Libraries are good for democracy, she added, as they give everyone equal access to information and encourage critical thinking.
“They’re places where you can challenge your own knowledge base, your own thoughts about different topics,” King said.
“In ways of race, in ways of hot topics like truth and reconciliation, climate change, gender issues, LGBTQ communities. We need to be that place where there’s a depository of information that you can come and search out at your own pace.”
King is retiring at the end of the year after seeing the library system through what she hopes is the worst of the pandemic.
In her eight years at the helm, she guided the library out of a financial deficit and tripled active cardholders from 7,000 to around 21,000 today.
More than 2,000 people visited a library branch in October to get their COVID-19 vaccination certificate laminated for free, while the recent federal election campaign brought in droves of residents to vote.
“Many of them hadn’t been in a library before,” King said. “They’ll see what we’re all about and then come back and get a library card.”
Talk of a branch closure has subsided at town hall. But the library is still under pressure to generate more revenue as part of the system’s $2.7-million operating budget.
Patrons and local businesses have responded to the library’s call for donations, and King is confident NCPL will reach its $61,000 fundraising target by New Year’s Eve.
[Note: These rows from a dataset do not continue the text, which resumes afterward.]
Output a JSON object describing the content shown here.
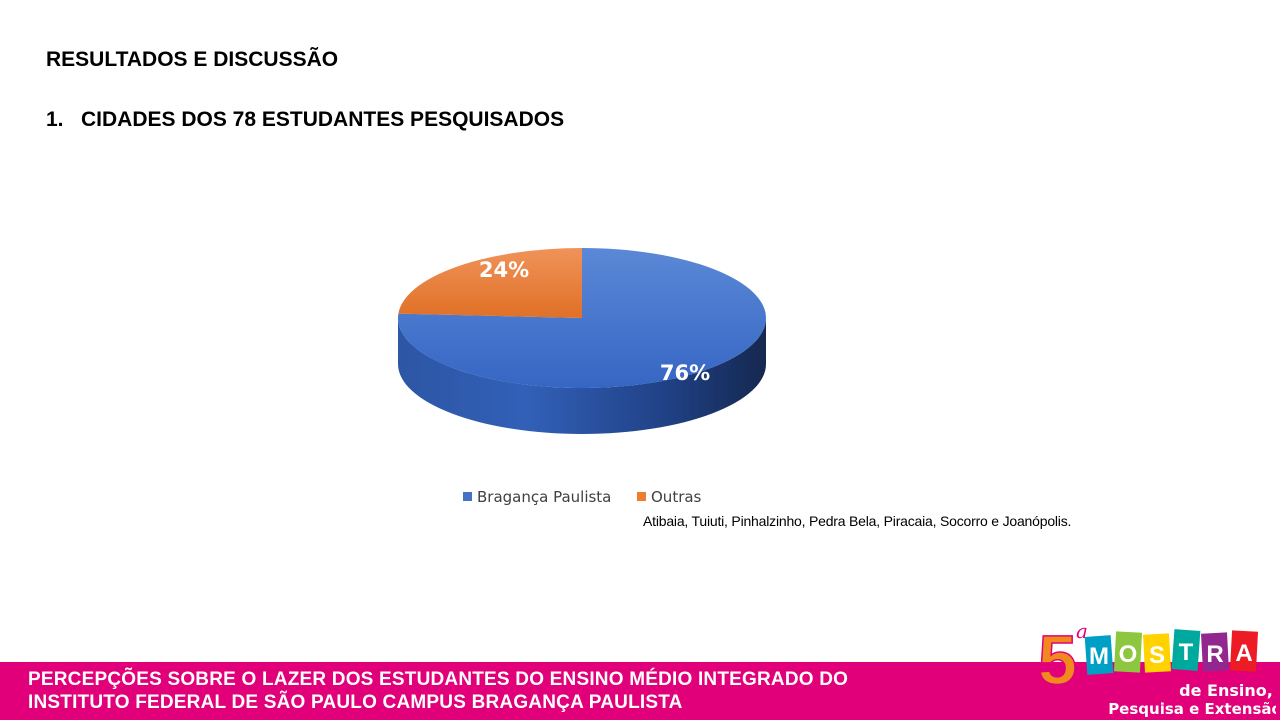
{
  "slide": {
    "section_title": "RESULTADOS E DISCUSSÃO",
    "subsection": {
      "number": "1.",
      "title": "CIDADES DOS 78 ESTUDANTES PESQUISADOS"
    }
  },
  "chart_data": {
    "type": "pie",
    "title": "",
    "categories": [
      "Bragança Paulista",
      "Outras"
    ],
    "values": [
      76,
      24
    ],
    "labels": [
      "76%",
      "24%"
    ],
    "colors": [
      "#3a6bc8",
      "#ed7d31"
    ],
    "legend_position": "bottom"
  },
  "note": {
    "cities": "Atibaia, Tuiuti, Pinhalzinho, Pedra Bela, Piracaia, Socorro e Joanópolis."
  },
  "footer": {
    "line1": "PERCEPÇÕES SOBRE O LAZER DOS ESTUDANTES DO ENSINO MÉDIO INTEGRADO DO",
    "line2": "INSTITUTO FEDERAL DE SÃO PAULO CAMPUS BRAGANÇA PAULISTA",
    "color": "#e2007a"
  },
  "logo": {
    "number": "5",
    "ordinal": "a",
    "letters": [
      "M",
      "O",
      "S",
      "T",
      "R",
      "A"
    ],
    "line1": "de Ensino,",
    "line2": "Pesquisa e Extensão"
  }
}
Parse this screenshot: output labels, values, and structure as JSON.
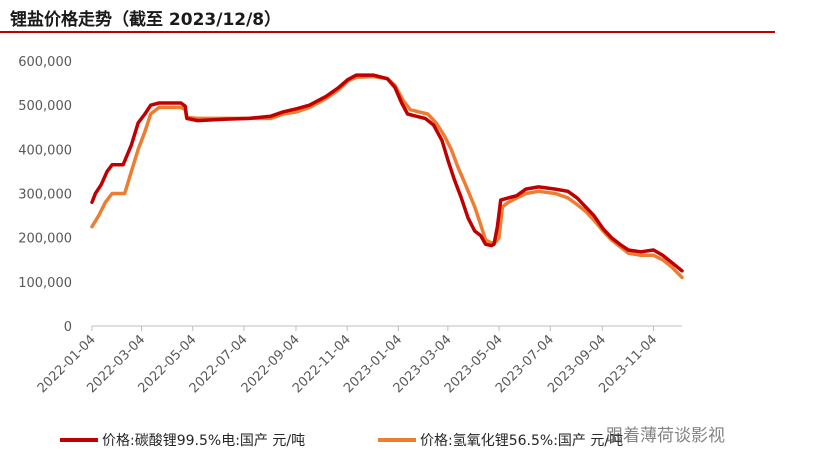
{
  "title": "锂盐价格走势（截至 2023/12/8）",
  "watermark": "跟着薄荷谈影视",
  "colors": {
    "accent": "#c00000"
  },
  "chart_data": {
    "type": "line",
    "title": "锂盐价格走势（截至 2023/12/8）",
    "y_ticks": [
      "600,000",
      "500,000",
      "400,000",
      "300,000",
      "200,000",
      "100,000",
      "0"
    ],
    "ylim": [
      0,
      600000
    ],
    "x_range": [
      "2022-01-04",
      "2023-12-08"
    ],
    "x_ticks": [
      "2022-01-04",
      "2022-03-04",
      "2022-05-04",
      "2022-07-04",
      "2022-09-04",
      "2022-11-04",
      "2023-01-04",
      "2023-03-04",
      "2023-05-04",
      "2023-07-04",
      "2023-09-04",
      "2023-11-04"
    ],
    "grid": false,
    "legend": "bottom",
    "series": [
      {
        "name": "价格:碳酸锂99.5%电:国产 元/吨",
        "color": "#c00000",
        "points": [
          [
            "2022-01-04",
            280000
          ],
          [
            "2022-01-08",
            300000
          ],
          [
            "2022-01-15",
            320000
          ],
          [
            "2022-01-22",
            350000
          ],
          [
            "2022-01-28",
            365000
          ],
          [
            "2022-02-10",
            365000
          ],
          [
            "2022-02-20",
            410000
          ],
          [
            "2022-02-28",
            460000
          ],
          [
            "2022-03-08",
            480000
          ],
          [
            "2022-03-15",
            500000
          ],
          [
            "2022-03-25",
            505000
          ],
          [
            "2022-04-20",
            505000
          ],
          [
            "2022-04-25",
            498000
          ],
          [
            "2022-04-27",
            470000
          ],
          [
            "2022-05-10",
            465000
          ],
          [
            "2022-06-10",
            468000
          ],
          [
            "2022-07-10",
            470000
          ],
          [
            "2022-08-05",
            475000
          ],
          [
            "2022-08-20",
            485000
          ],
          [
            "2022-09-05",
            492000
          ],
          [
            "2022-09-20",
            500000
          ],
          [
            "2022-10-10",
            520000
          ],
          [
            "2022-10-25",
            540000
          ],
          [
            "2022-11-05",
            558000
          ],
          [
            "2022-11-15",
            568000
          ],
          [
            "2022-12-05",
            568000
          ],
          [
            "2022-12-22",
            560000
          ],
          [
            "2022-12-31",
            540000
          ],
          [
            "2023-01-08",
            505000
          ],
          [
            "2023-01-15",
            480000
          ],
          [
            "2023-01-25",
            475000
          ],
          [
            "2023-02-05",
            470000
          ],
          [
            "2023-02-15",
            455000
          ],
          [
            "2023-02-25",
            420000
          ],
          [
            "2023-03-05",
            370000
          ],
          [
            "2023-03-12",
            330000
          ],
          [
            "2023-03-20",
            290000
          ],
          [
            "2023-03-28",
            245000
          ],
          [
            "2023-04-05",
            215000
          ],
          [
            "2023-04-12",
            205000
          ],
          [
            "2023-04-18",
            185000
          ],
          [
            "2023-04-25",
            182000
          ],
          [
            "2023-04-28",
            185000
          ],
          [
            "2023-05-02",
            225000
          ],
          [
            "2023-05-06",
            285000
          ],
          [
            "2023-05-15",
            290000
          ],
          [
            "2023-05-25",
            295000
          ],
          [
            "2023-06-05",
            310000
          ],
          [
            "2023-06-20",
            315000
          ],
          [
            "2023-07-10",
            310000
          ],
          [
            "2023-07-25",
            305000
          ],
          [
            "2023-08-05",
            290000
          ],
          [
            "2023-08-15",
            270000
          ],
          [
            "2023-08-25",
            250000
          ],
          [
            "2023-09-05",
            220000
          ],
          [
            "2023-09-15",
            200000
          ],
          [
            "2023-09-25",
            185000
          ],
          [
            "2023-10-05",
            172000
          ],
          [
            "2023-10-20",
            168000
          ],
          [
            "2023-11-04",
            172000
          ],
          [
            "2023-11-15",
            160000
          ],
          [
            "2023-11-25",
            145000
          ],
          [
            "2023-12-08",
            125000
          ]
        ]
      },
      {
        "name": "价格:氢氧化锂56.5%:国产 元/吨",
        "color": "#ed7d31",
        "points": [
          [
            "2022-01-04",
            225000
          ],
          [
            "2022-01-12",
            250000
          ],
          [
            "2022-01-20",
            280000
          ],
          [
            "2022-01-28",
            300000
          ],
          [
            "2022-02-12",
            300000
          ],
          [
            "2022-02-20",
            350000
          ],
          [
            "2022-02-28",
            400000
          ],
          [
            "2022-03-08",
            440000
          ],
          [
            "2022-03-15",
            480000
          ],
          [
            "2022-03-25",
            495000
          ],
          [
            "2022-04-20",
            495000
          ],
          [
            "2022-04-25",
            490000
          ],
          [
            "2022-04-27",
            472000
          ],
          [
            "2022-05-10",
            470000
          ],
          [
            "2022-06-10",
            470000
          ],
          [
            "2022-07-10",
            470000
          ],
          [
            "2022-08-05",
            470000
          ],
          [
            "2022-08-20",
            480000
          ],
          [
            "2022-09-05",
            485000
          ],
          [
            "2022-09-20",
            495000
          ],
          [
            "2022-10-10",
            515000
          ],
          [
            "2022-10-25",
            535000
          ],
          [
            "2022-11-05",
            555000
          ],
          [
            "2022-11-15",
            563000
          ],
          [
            "2022-12-05",
            565000
          ],
          [
            "2022-12-22",
            560000
          ],
          [
            "2022-12-31",
            545000
          ],
          [
            "2023-01-10",
            510000
          ],
          [
            "2023-01-18",
            490000
          ],
          [
            "2023-01-28",
            485000
          ],
          [
            "2023-02-08",
            480000
          ],
          [
            "2023-02-18",
            460000
          ],
          [
            "2023-02-28",
            430000
          ],
          [
            "2023-03-08",
            400000
          ],
          [
            "2023-03-16",
            360000
          ],
          [
            "2023-03-25",
            320000
          ],
          [
            "2023-04-05",
            270000
          ],
          [
            "2023-04-12",
            230000
          ],
          [
            "2023-04-18",
            195000
          ],
          [
            "2023-04-25",
            188000
          ],
          [
            "2023-04-30",
            190000
          ],
          [
            "2023-05-04",
            200000
          ],
          [
            "2023-05-08",
            270000
          ],
          [
            "2023-05-15",
            280000
          ],
          [
            "2023-05-25",
            290000
          ],
          [
            "2023-06-05",
            300000
          ],
          [
            "2023-06-20",
            305000
          ],
          [
            "2023-07-10",
            300000
          ],
          [
            "2023-07-25",
            290000
          ],
          [
            "2023-08-05",
            275000
          ],
          [
            "2023-08-15",
            260000
          ],
          [
            "2023-08-25",
            240000
          ],
          [
            "2023-09-05",
            215000
          ],
          [
            "2023-09-15",
            195000
          ],
          [
            "2023-09-25",
            180000
          ],
          [
            "2023-10-05",
            165000
          ],
          [
            "2023-10-20",
            160000
          ],
          [
            "2023-11-04",
            160000
          ],
          [
            "2023-11-15",
            150000
          ],
          [
            "2023-11-25",
            135000
          ],
          [
            "2023-12-08",
            110000
          ]
        ]
      }
    ]
  }
}
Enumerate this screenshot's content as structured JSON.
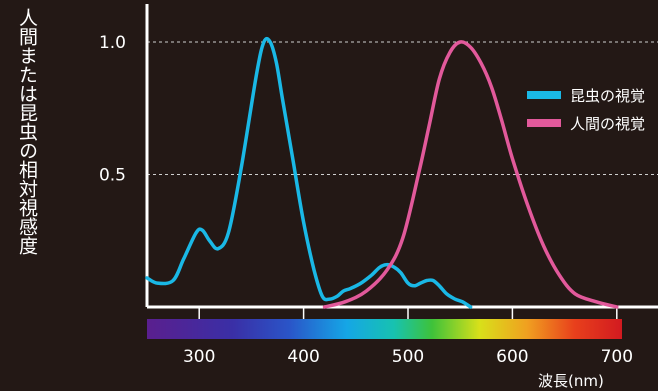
{
  "chart_data": {
    "type": "line",
    "title": "",
    "ylabel": "人間または昆虫の相対視感度",
    "xlabel": "波長(nm)",
    "x_ticks": [
      300,
      400,
      500,
      600,
      700
    ],
    "y_ticks": [
      {
        "value": 0.5,
        "label": "0.5"
      },
      {
        "value": 1.0,
        "label": "1.0"
      }
    ],
    "xlim": [
      250,
      700
    ],
    "ylim": [
      0,
      1.08
    ],
    "grid": "dashed horizontal at 0.5 and 1.0",
    "legend_position": "right",
    "spectrum_bar": true,
    "series": [
      {
        "name": "昆虫の視覚",
        "color": "#1ab8e6",
        "x": [
          250,
          260,
          275,
          285,
          297,
          303,
          310,
          318,
          328,
          340,
          355,
          362,
          368,
          374,
          380,
          390,
          400,
          410,
          418,
          425,
          432,
          438,
          445,
          455,
          465,
          473,
          480,
          487,
          493,
          500,
          506,
          512,
          518,
          524,
          530,
          537,
          545,
          552,
          560
        ],
        "y": [
          0.11,
          0.09,
          0.1,
          0.18,
          0.28,
          0.29,
          0.25,
          0.22,
          0.28,
          0.52,
          0.88,
          1.0,
          1.0,
          0.92,
          0.78,
          0.55,
          0.32,
          0.14,
          0.04,
          0.03,
          0.04,
          0.06,
          0.07,
          0.09,
          0.12,
          0.15,
          0.16,
          0.15,
          0.13,
          0.09,
          0.08,
          0.09,
          0.1,
          0.1,
          0.08,
          0.05,
          0.03,
          0.02,
          0.0
        ]
      },
      {
        "name": "人間の視覚",
        "color": "#e2599b",
        "x": [
          420,
          440,
          460,
          480,
          495,
          510,
          520,
          530,
          540,
          550,
          560,
          570,
          580,
          590,
          600,
          615,
          630,
          645,
          660,
          680,
          700
        ],
        "y": [
          0.0,
          0.02,
          0.06,
          0.14,
          0.26,
          0.5,
          0.68,
          0.86,
          0.96,
          1.0,
          0.98,
          0.92,
          0.83,
          0.7,
          0.56,
          0.38,
          0.23,
          0.12,
          0.05,
          0.02,
          0.0
        ]
      }
    ]
  }
}
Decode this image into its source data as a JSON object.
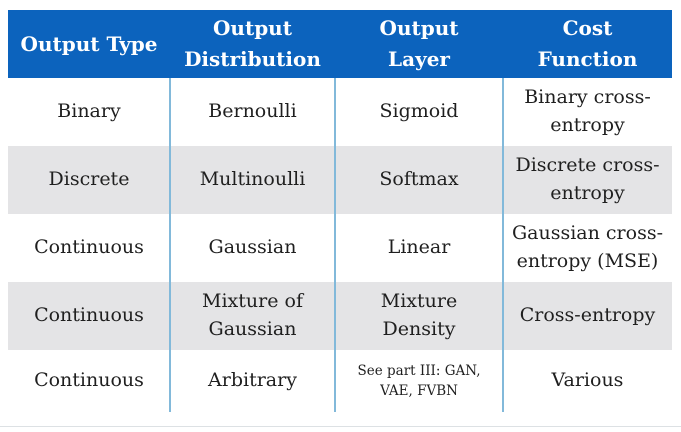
{
  "colors": {
    "header_bg": "#0c63bd",
    "header_text": "#ffffff",
    "alt_row_bg": "#e4e4e6",
    "column_divider": "#82b9da",
    "body_text": "#1f1f1f"
  },
  "table_display": {
    "headers": [
      "Output Type",
      "Output\nDistribution",
      "Output\nLayer",
      "Cost\nFunction"
    ],
    "rows": [
      [
        "Binary",
        "Bernoulli",
        "Sigmoid",
        "Binary cross-\nentropy"
      ],
      [
        "Discrete",
        "Multinoulli",
        "Softmax",
        "Discrete cross-\nentropy"
      ],
      [
        "Continuous",
        "Gaussian",
        "Linear",
        "Gaussian cross-\nentropy (MSE)"
      ],
      [
        "Continuous",
        "Mixture of\nGaussian",
        "Mixture\nDensity",
        "Cross-entropy"
      ],
      [
        "Continuous",
        "Arbitrary",
        "See part III: GAN,\nVAE, FVBN",
        "Various"
      ]
    ]
  },
  "chart_data": {
    "type": "table",
    "title": "",
    "columns": [
      "Output Type",
      "Output Distribution",
      "Output Layer",
      "Cost Function"
    ],
    "rows": [
      [
        "Binary",
        "Bernoulli",
        "Sigmoid",
        "Binary cross-entropy"
      ],
      [
        "Discrete",
        "Multinoulli",
        "Softmax",
        "Discrete cross-entropy"
      ],
      [
        "Continuous",
        "Gaussian",
        "Linear",
        "Gaussian cross-entropy (MSE)"
      ],
      [
        "Continuous",
        "Mixture of Gaussian",
        "Mixture Density",
        "Cross-entropy"
      ],
      [
        "Continuous",
        "Arbitrary",
        "See part III: GAN, VAE, FVBN",
        "Various"
      ]
    ],
    "layout_hints": {
      "header_style": "blue background, white bold serif text",
      "row_striping": "white / light gray alternating starting with white",
      "column_dividers": "light blue vertical lines between body columns"
    }
  }
}
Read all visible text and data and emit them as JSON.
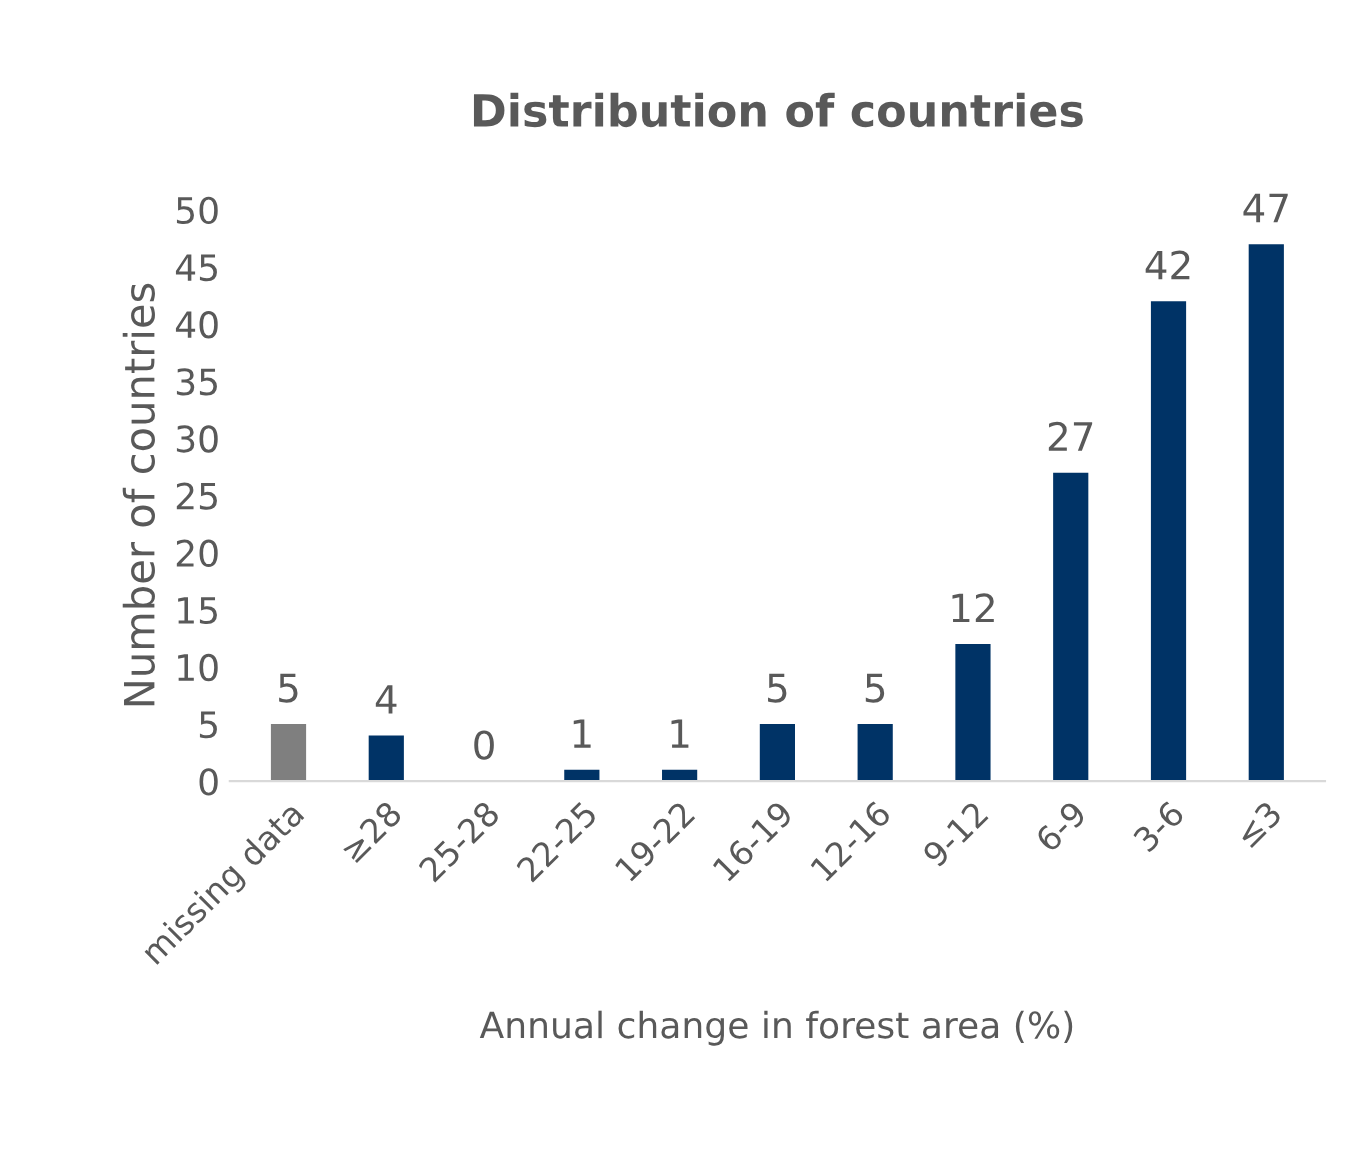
{
  "chart_data": {
    "type": "bar",
    "title": "Distribution of countries",
    "xlabel": "Annual change in forest area (%)",
    "ylabel": "Number of countries",
    "categories": [
      "missing data",
      "≥28",
      "25-28",
      "22-25",
      "19-22",
      "16-19",
      "12-16",
      "9-12",
      "6-9",
      "3-6",
      "≤3"
    ],
    "values": [
      5,
      4,
      0,
      1,
      1,
      5,
      5,
      12,
      27,
      42,
      47
    ],
    "colors": [
      "#7f7f7f",
      "#003366",
      "#003366",
      "#003366",
      "#003366",
      "#003366",
      "#003366",
      "#003366",
      "#003366",
      "#003366",
      "#003366"
    ],
    "ylim": [
      0,
      50
    ],
    "yticks": [
      0,
      5,
      10,
      15,
      20,
      25,
      30,
      35,
      40,
      45,
      50
    ],
    "grid": false,
    "data_labels": true
  }
}
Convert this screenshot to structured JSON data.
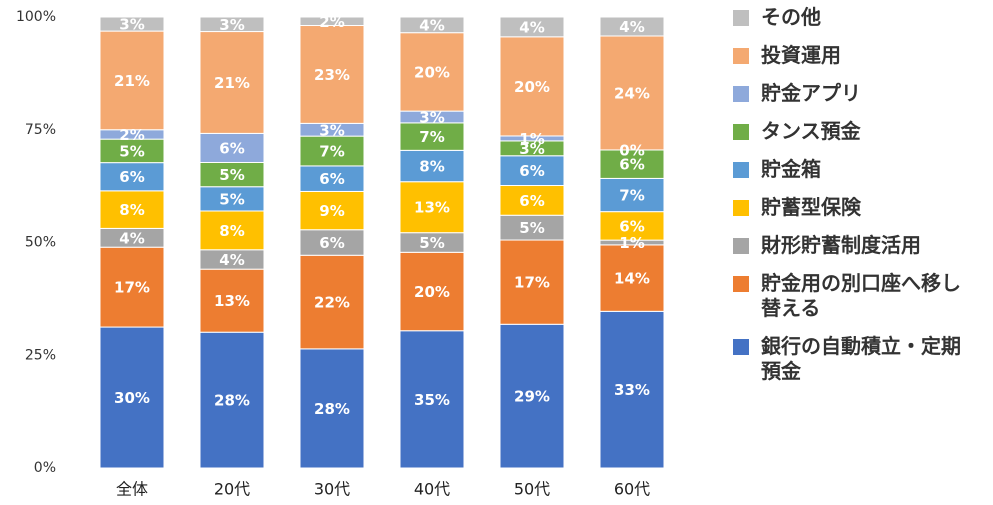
{
  "chart_data": {
    "type": "bar",
    "stacking": "percent",
    "categories": [
      "全体",
      "20代",
      "30代",
      "40代",
      "50代",
      "60代"
    ],
    "ylim": [
      0,
      100
    ],
    "yticks": [
      {
        "value": 0,
        "label": "0%"
      },
      {
        "value": 25,
        "label": "25%"
      },
      {
        "value": 50,
        "label": "50%"
      },
      {
        "value": 75,
        "label": "75%"
      },
      {
        "value": 100,
        "label": "100%"
      }
    ],
    "series": [
      {
        "name": "銀行の自動積立・定期預金",
        "color": "#4472c4",
        "values": [
          30,
          28,
          28,
          35,
          29,
          33
        ],
        "value_labels": [
          "30%",
          "28%",
          "28%",
          "35%",
          "29%",
          "33%"
        ]
      },
      {
        "name": "貯金用の別口座へ移し替える",
        "color": "#ed7d31",
        "values": [
          17,
          13,
          22,
          20,
          17,
          14
        ],
        "value_labels": [
          "17%",
          "13%",
          "22%",
          "20%",
          "17%",
          "14%"
        ]
      },
      {
        "name": "財形貯蓄制度活用",
        "color": "#a5a5a5",
        "values": [
          4,
          4,
          6,
          5,
          5,
          1
        ],
        "value_labels": [
          "4%",
          "4%",
          "6%",
          "5%",
          "5%",
          "1%"
        ]
      },
      {
        "name": "貯蓄型保険",
        "color": "#ffc000",
        "values": [
          8,
          8,
          9,
          13,
          6,
          6
        ],
        "value_labels": [
          "8%",
          "8%",
          "9%",
          "13%",
          "6%",
          "6%"
        ]
      },
      {
        "name": "貯金箱",
        "color": "#5b9bd5",
        "values": [
          6,
          5,
          6,
          8,
          6,
          7
        ],
        "value_labels": [
          "6%",
          "5%",
          "6%",
          "8%",
          "6%",
          "7%"
        ]
      },
      {
        "name": "タンス預金",
        "color": "#70ad47",
        "values": [
          5,
          5,
          7,
          7,
          3,
          6
        ],
        "value_labels": [
          "5%",
          "5%",
          "7%",
          "7%",
          "3%",
          "6%"
        ]
      },
      {
        "name": "貯金アプリ",
        "color": "#8ea9db",
        "values": [
          2,
          6,
          3,
          3,
          1,
          0
        ],
        "value_labels": [
          "2%",
          "6%",
          "3%",
          "3%",
          "1%",
          "0%"
        ]
      },
      {
        "name": "投資運用",
        "color": "#f4a971",
        "values": [
          21,
          21,
          23,
          20,
          20,
          24
        ],
        "value_labels": [
          "21%",
          "21%",
          "23%",
          "20%",
          "20%",
          "24%"
        ]
      },
      {
        "name": "その他",
        "color": "#bfbfbf",
        "values": [
          3,
          3,
          2,
          4,
          4,
          4
        ],
        "value_labels": [
          "3%",
          "3%",
          "2%",
          "4%",
          "4%",
          "4%"
        ]
      }
    ]
  }
}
“It’s only because our library patrons have been very generous,” she said. “To see people really come through has been really uplifting. I think the library will survive.”
To illustrate the return on investment of a publicly funded library system, King points to a recent study that conservatively estimates for every taxpayer dollar invested, Norfolk’s libraries return $7.13 in spinoff economic activity and social benefits such as literacy development and health and wellness.
“We did that study as part of the budget reduction plan to go back to council and say, ‘Libraries are worth your investment, and libraries are serving way more people than you can imagine they are,’” King said.
Still, she added, even the best ROI calculation cannot accurately reflect the value in giving a homeless person a safe and warm place to apply for a job online or meet their social worker.
Nor can a dollar value be put on the cries of delight King hears from outside her office door as the library’s youngest patrons spy the colourful cover of what could be their next favourite book.
Her office at the Simcoe branch is steps away from the Canadiana Room, where historical titles, scrapbooks and bound newspapers dating back to the mid-19th century tell Norfolk’s story.
“You have a lot of people now interested in genealogy, or just stories that happened a long time ago, and they’re trying to put the facts together,” King said.
The library, she notes, is one of the few remaining public spaces you can enter for free and stay all day, with no expectation to buy anything and no one hovering in judgment.
“It’s also a place where all walks of life, all different people, all ages can be in the same space without having a paid membership,” she said.
“It doesn’t matter what background you come from, economics, your diversity in terms of your culture — you’re equal here.”